Devletlerin izzet ve inhitat (yükseliş ve çöküş) yasalarını isabetle teşhis eden Tarih sosyolojisinin kurucusu İbn Haldun’un “son evre”ye ilişkin tesbitleri İgnazio Silone‘nin şu gözlemleri ile pekişiyor:
‘İnhitat halindeki bir siyasi yönetim, sadece gelişen olaylar ve uyarılar karşısında sağırlaşıp duyarsızlaşmakla kalmaz, aynı zamanda ihtiyarlığın bütün arazlarını da üzerinde taşır.

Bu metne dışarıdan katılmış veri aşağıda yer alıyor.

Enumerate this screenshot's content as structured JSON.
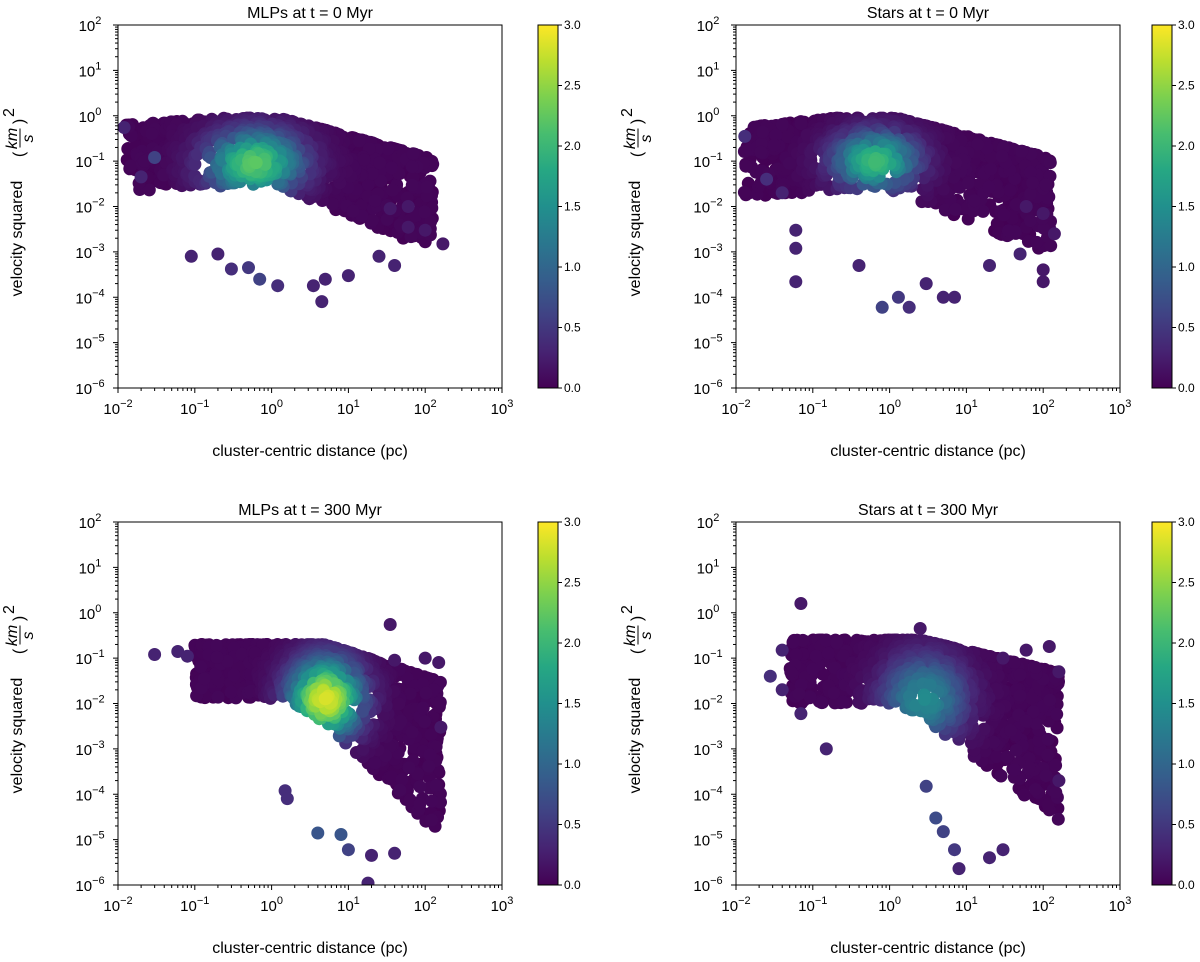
{
  "figure": {
    "panel_count": 4,
    "colormap": "viridis"
  },
  "chart_data": [
    {
      "type": "scatter",
      "title": "MLPs at t = 0 Myr",
      "xlabel": "cluster-centric distance (pc)",
      "ylabel": "velocity squared (km/s)^2",
      "xscale": "log",
      "yscale": "log",
      "xlim": [
        0.01,
        1000
      ],
      "ylim": [
        1e-06,
        100
      ],
      "x_tick_labels": [
        "10^-2",
        "10^-1",
        "10^0",
        "10^1",
        "10^2",
        "10^3"
      ],
      "y_tick_labels": [
        "10^-6",
        "10^-5",
        "10^-4",
        "10^-3",
        "10^-2",
        "10^-1",
        "10^0",
        "10^1",
        "10^2"
      ],
      "colorbar": {
        "min": 0.0,
        "max": 3.0,
        "ticks": [
          "0.0",
          "0.5",
          "1.0",
          "1.5",
          "2.0",
          "2.5",
          "3.0"
        ]
      },
      "grid": false,
      "points": [
        {
          "x": 0.012,
          "y": 0.55,
          "c": 0.3
        },
        {
          "x": 0.02,
          "y": 0.045,
          "c": 0.3
        },
        {
          "x": 0.03,
          "y": 0.12,
          "c": 0.6
        },
        {
          "x": 0.09,
          "y": 0.0008,
          "c": 0.3
        },
        {
          "x": 0.2,
          "y": 0.0009,
          "c": 0.3
        },
        {
          "x": 0.3,
          "y": 0.00042,
          "c": 0.4
        },
        {
          "x": 0.5,
          "y": 0.00045,
          "c": 0.5
        },
        {
          "x": 0.7,
          "y": 0.00025,
          "c": 0.6
        },
        {
          "x": 1.2,
          "y": 0.00018,
          "c": 0.4
        },
        {
          "x": 3.5,
          "y": 0.00018,
          "c": 0.3
        },
        {
          "x": 4.5,
          "y": 8e-05,
          "c": 0.3
        },
        {
          "x": 5,
          "y": 0.00025,
          "c": 0.3
        },
        {
          "x": 10,
          "y": 0.0003,
          "c": 0.3
        },
        {
          "x": 25,
          "y": 0.0008,
          "c": 0.3
        },
        {
          "x": 40,
          "y": 0.0005,
          "c": 0.3
        },
        {
          "x": 60,
          "y": 0.0035,
          "c": 0.2
        },
        {
          "x": 100,
          "y": 0.003,
          "c": 0.2
        },
        {
          "x": 170,
          "y": 0.0015,
          "c": 0.2
        },
        {
          "x": 35,
          "y": 0.009,
          "c": 0.2
        },
        {
          "x": 60,
          "y": 0.01,
          "c": 0.2
        }
      ],
      "density_peak": {
        "x": 0.6,
        "y": 0.09,
        "c": 2.2
      }
    },
    {
      "type": "scatter",
      "title": "Stars at t = 0 Myr",
      "xlabel": "cluster-centric distance (pc)",
      "ylabel": "velocity squared (km/s)^2",
      "xscale": "log",
      "yscale": "log",
      "xlim": [
        0.01,
        1000
      ],
      "ylim": [
        1e-06,
        100
      ],
      "x_tick_labels": [
        "10^-2",
        "10^-1",
        "10^0",
        "10^1",
        "10^2",
        "10^3"
      ],
      "y_tick_labels": [
        "10^-6",
        "10^-5",
        "10^-4",
        "10^-3",
        "10^-2",
        "10^-1",
        "10^0",
        "10^1",
        "10^2"
      ],
      "colorbar": {
        "min": 0.0,
        "max": 3.0,
        "ticks": [
          "0.0",
          "0.5",
          "1.0",
          "1.5",
          "2.0",
          "2.5",
          "3.0"
        ]
      },
      "grid": false,
      "points": [
        {
          "x": 0.013,
          "y": 0.35,
          "c": 0.4
        },
        {
          "x": 0.025,
          "y": 0.04,
          "c": 0.4
        },
        {
          "x": 0.04,
          "y": 0.02,
          "c": 0.3
        },
        {
          "x": 0.06,
          "y": 0.003,
          "c": 0.3
        },
        {
          "x": 0.06,
          "y": 0.0012,
          "c": 0.3
        },
        {
          "x": 0.06,
          "y": 0.00022,
          "c": 0.3
        },
        {
          "x": 0.4,
          "y": 0.0005,
          "c": 0.3
        },
        {
          "x": 0.8,
          "y": 6e-05,
          "c": 0.6
        },
        {
          "x": 1.3,
          "y": 0.0001,
          "c": 0.5
        },
        {
          "x": 1.8,
          "y": 6e-05,
          "c": 0.4
        },
        {
          "x": 3,
          "y": 0.0002,
          "c": 0.3
        },
        {
          "x": 5,
          "y": 0.0001,
          "c": 0.3
        },
        {
          "x": 7,
          "y": 0.0001,
          "c": 0.3
        },
        {
          "x": 20,
          "y": 0.0005,
          "c": 0.3
        },
        {
          "x": 50,
          "y": 0.0009,
          "c": 0.3
        },
        {
          "x": 100,
          "y": 0.0004,
          "c": 0.2
        },
        {
          "x": 100,
          "y": 0.00022,
          "c": 0.2
        },
        {
          "x": 140,
          "y": 0.0025,
          "c": 0.2
        },
        {
          "x": 60,
          "y": 0.01,
          "c": 0.2
        },
        {
          "x": 100,
          "y": 0.007,
          "c": 0.2
        }
      ],
      "density_peak": {
        "x": 0.65,
        "y": 0.1,
        "c": 2.0
      }
    },
    {
      "type": "scatter",
      "title": "MLPs at t = 300 Myr",
      "xlabel": "cluster-centric distance (pc)",
      "ylabel": "velocity squared (km/s)^2",
      "xscale": "log",
      "yscale": "log",
      "xlim": [
        0.01,
        1000
      ],
      "ylim": [
        1e-06,
        100
      ],
      "x_tick_labels": [
        "10^-2",
        "10^-1",
        "10^0",
        "10^1",
        "10^2",
        "10^3"
      ],
      "y_tick_labels": [
        "10^-6",
        "10^-5",
        "10^-4",
        "10^-3",
        "10^-2",
        "10^-1",
        "10^0",
        "10^1",
        "10^2"
      ],
      "colorbar": {
        "min": 0.0,
        "max": 3.0,
        "ticks": [
          "0.0",
          "0.5",
          "1.0",
          "1.5",
          "2.0",
          "2.5",
          "3.0"
        ]
      },
      "grid": false,
      "points": [
        {
          "x": 0.03,
          "y": 0.12,
          "c": 0.3
        },
        {
          "x": 0.06,
          "y": 0.14,
          "c": 0.3
        },
        {
          "x": 0.08,
          "y": 0.11,
          "c": 0.3
        },
        {
          "x": 1.5,
          "y": 0.00012,
          "c": 0.4
        },
        {
          "x": 1.6,
          "y": 8e-05,
          "c": 0.4
        },
        {
          "x": 4,
          "y": 1.4e-05,
          "c": 0.8
        },
        {
          "x": 8,
          "y": 1.3e-05,
          "c": 0.8
        },
        {
          "x": 10,
          "y": 6e-06,
          "c": 0.6
        },
        {
          "x": 20,
          "y": 4.5e-06,
          "c": 0.3
        },
        {
          "x": 40,
          "y": 5e-06,
          "c": 0.3
        },
        {
          "x": 18,
          "y": 1.1e-06,
          "c": 0.3
        },
        {
          "x": 35,
          "y": 0.55,
          "c": 0.2
        },
        {
          "x": 40,
          "y": 0.09,
          "c": 0.2
        },
        {
          "x": 100,
          "y": 0.1,
          "c": 0.2
        },
        {
          "x": 150,
          "y": 0.08,
          "c": 0.2
        },
        {
          "x": 160,
          "y": 0.003,
          "c": 0.2
        }
      ],
      "density_peak": {
        "x": 5,
        "y": 0.012,
        "c": 2.7
      }
    },
    {
      "type": "scatter",
      "title": "Stars at t = 300 Myr",
      "xlabel": "cluster-centric distance (pc)",
      "ylabel": "velocity squared (km/s)^2",
      "xscale": "log",
      "yscale": "log",
      "xlim": [
        0.01,
        1000
      ],
      "ylim": [
        1e-06,
        100
      ],
      "x_tick_labels": [
        "10^-2",
        "10^-1",
        "10^0",
        "10^1",
        "10^2",
        "10^3"
      ],
      "y_tick_labels": [
        "10^-6",
        "10^-5",
        "10^-4",
        "10^-3",
        "10^-2",
        "10^-1",
        "10^0",
        "10^1",
        "10^2"
      ],
      "colorbar": {
        "min": 0.0,
        "max": 3.0,
        "ticks": [
          "0.0",
          "0.5",
          "1.0",
          "1.5",
          "2.0",
          "2.5",
          "3.0"
        ]
      },
      "grid": false,
      "points": [
        {
          "x": 0.07,
          "y": 1.6,
          "c": 0.2
        },
        {
          "x": 0.028,
          "y": 0.04,
          "c": 0.4
        },
        {
          "x": 0.04,
          "y": 0.15,
          "c": 0.3
        },
        {
          "x": 0.04,
          "y": 0.02,
          "c": 0.3
        },
        {
          "x": 0.07,
          "y": 0.006,
          "c": 0.3
        },
        {
          "x": 0.15,
          "y": 0.001,
          "c": 0.3
        },
        {
          "x": 2.5,
          "y": 0.45,
          "c": 0.2
        },
        {
          "x": 3,
          "y": 0.00015,
          "c": 0.6
        },
        {
          "x": 4,
          "y": 3e-05,
          "c": 0.7
        },
        {
          "x": 5,
          "y": 1.5e-05,
          "c": 0.6
        },
        {
          "x": 7,
          "y": 6e-06,
          "c": 0.5
        },
        {
          "x": 8,
          "y": 2.3e-06,
          "c": 0.3
        },
        {
          "x": 20,
          "y": 4e-06,
          "c": 0.3
        },
        {
          "x": 30,
          "y": 6e-06,
          "c": 0.3
        },
        {
          "x": 30,
          "y": 0.1,
          "c": 0.2
        },
        {
          "x": 60,
          "y": 0.15,
          "c": 0.2
        },
        {
          "x": 120,
          "y": 0.18,
          "c": 0.2
        },
        {
          "x": 160,
          "y": 0.05,
          "c": 0.2
        },
        {
          "x": 160,
          "y": 0.0002,
          "c": 0.2
        }
      ],
      "density_peak": {
        "x": 3,
        "y": 0.015,
        "c": 1.4
      }
    }
  ]
}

Yarım yamalak ve günübirlik tedbirlerle yaşar ve asıl meselelerin tetkikini hep ertesi güne bırakır… Devekuşu siyaseti güderek zaman kazandığını sanır… İdareciler yalnızca elindeki imkânlardan istifade etmeye yararlı kuvvet, kabiliyet, irade ve cesaretten değil, aynı zamanda devamlı olarak değişen duruma hâkim olmak ve olup bitenleri anlamaktan da mahrumdur (Abdullah Yıldız, Direnişten Dirilişe, s. 44-46).
İnhitat halindeki bir siyasal yönetimin/örgütün/partinin, çöküşe yol açan bazı arazları görse de, sorunların üstesinden gelecek zihniyet değişimini bir türlü gerçekleştiremediğini, geleneksel kalıplara sımsıkı sarılarak işleri büsbütün çığırından çıkardığını, yine İbn Haldun ve Silone’den öğreniyoruz.
Meselenin yanlış anlaşılmaması için, burada herhangi bir devlet, parti veya örgütü bahis mevzuu etmediğimizi, genelde insanlık, özeldeyse Müslümanlar olarak yaşamakta olduğumuz tıkanıklıkları aşabilmek için çıkış noktaları aradığımızı belirtiyor, son olarak Aliya İzzetbegoviç’in (İslâm Deklarasyonu, s. 73) bazı tespitlerini özetliyoruz: İslâm toplumlarının maddi gelişme dönemlerinde ‘birilerinin çabası, fedakârlığı ve adanmışlığının birilerinin kodamanlığına ve ahlâkî tökezlemelere dönüşmemesi gerektiğini’ hatırlatan Aliya, ‘rüşvet, ailenin tahribi, hızlı ve haksız zenginleşme, yetenekli ve değer tanımayan bireylerin ön plâna çıkması, gelenekleri hızla yok eden şehirleşme, toplumsal ilişkilerin bayağılaşması gibi riskleri beraberinde getiren kültürsüzlük seline, yani maddi ve teknik ilerlemenin barbarlığa dönüşmesine ancak Din ile; Allah’a olan temiz ve sarsılmaz bir imanla ve dinî vecibelerin yerine getirilmesi ile engel olunabileceğini’ söyler. İşte çözüm budur!
Aliya’nın “İslâmî yeniden doğuş” dediği süreç; Allah’ın inayetiyle, iman ve salih amel sahibi adanmışların öncülüğünde İslâmî hayat tarzına sımsıkı sarılarak zafere ulaşacaktır.